Discoveries in Health Policy: Journal Club: AI More Accurate than Radiologists, Yet Combined Results Not That Great?

Tuesday, August 1, 2023

Journal Club: AI More Accurate than Radiologists, Yet Combined Results Not That Great?

TAKE HOME LESSON:

This is an interesting study, presented so far as a working white paper but presumably planned for peer review. In some contexts, AI can be more accurate than radiologists. This would suggest if you start with radiologists and add AI, the cumulative accuracy should go up.

Not necessarily so, say these authors (summary: Uh-oh.) Note that the conclusions apply to a particular situation at a particular point in time. For an opposite viewpoint article see here.

See a tweet by thought leader Ethan Molick here:

https://twitter.com/emollick/status/1686176146700857344

"In this study, AI was more accurate than two thirds of radiologists, yet when radiologists had AI help their diagnoses did not improve. Why? Humans ignored the AI’s advice when it conflicted with their views. A big barrier to future human-AI collaboration..."

See the underlying preprint white paper (Agarwal et al) here:

https://blueprintcdn.com/wp-content/uploads/2023/07/Blueprint-Discussion-Paper-2023.10-Agarwal-Moehring-Rajpurkar-Salz_2.pdf

The source, the BluePrint Labs at MIT, describes itself as: Blueprint Labs is a non-partisan research lab based at MIT with affiliates at universities and institutions across the world.
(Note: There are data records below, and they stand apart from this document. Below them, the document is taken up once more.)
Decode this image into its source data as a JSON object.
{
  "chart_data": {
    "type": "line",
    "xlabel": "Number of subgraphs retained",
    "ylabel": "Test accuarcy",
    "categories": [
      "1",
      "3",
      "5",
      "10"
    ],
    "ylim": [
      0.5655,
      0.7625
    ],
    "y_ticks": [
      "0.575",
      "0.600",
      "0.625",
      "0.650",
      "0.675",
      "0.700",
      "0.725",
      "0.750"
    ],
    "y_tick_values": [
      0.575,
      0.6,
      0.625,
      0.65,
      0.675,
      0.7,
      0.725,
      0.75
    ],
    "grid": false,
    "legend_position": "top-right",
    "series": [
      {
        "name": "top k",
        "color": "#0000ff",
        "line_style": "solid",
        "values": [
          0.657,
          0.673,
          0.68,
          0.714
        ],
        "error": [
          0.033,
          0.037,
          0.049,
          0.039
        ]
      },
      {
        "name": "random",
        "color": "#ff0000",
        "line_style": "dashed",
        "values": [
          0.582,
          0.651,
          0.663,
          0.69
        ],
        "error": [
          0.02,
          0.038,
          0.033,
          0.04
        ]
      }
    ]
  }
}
See the Agarwal abstract here;

While Artificial Intelligence (AI) algorithms have achieved performance levels comparable to human experts on various predictive tasks, human experts can still access valuable contextual information not yet incorporated into AI predictions. Humans assisted by AI predictions could outperform both human-alone or AI-alone.
We conduct an experiment with professional radiologists that varies the availability of AI assistance and contextual information to study the effectiveness of human-AI collaboration and to investigate how to optimize it.
Our findings reveal that (i) providing AI predictions does not uniformly increase diagnostic quality, and (ii) providing contextual information does increase quality. Radiologists do not fully capitalize on the potential gains from AI assistance because of large deviations from the benchmark Bayesian model with correct belief updating.
The observed errors in belief updating can be explained by radiologists’ partially underweighting the AI’s information relative to their own and not accounting for the correlation between their own information and AI predictions.
In light of these biases, we design a collaborative system between radiologists and AI. Our results demonstrate that, unless the documented mistakes can be corrected, the optimal solution involves assigning cases either to humans or to AI, but rarely to a human assisted by AI.

BQ: I think they are overestimating their data and that it is confined to a particular scenario at a particular point in time only.

For a ChatGPT summary of the paper's intro and conclusions, here. The body of the paper is densely mathematical.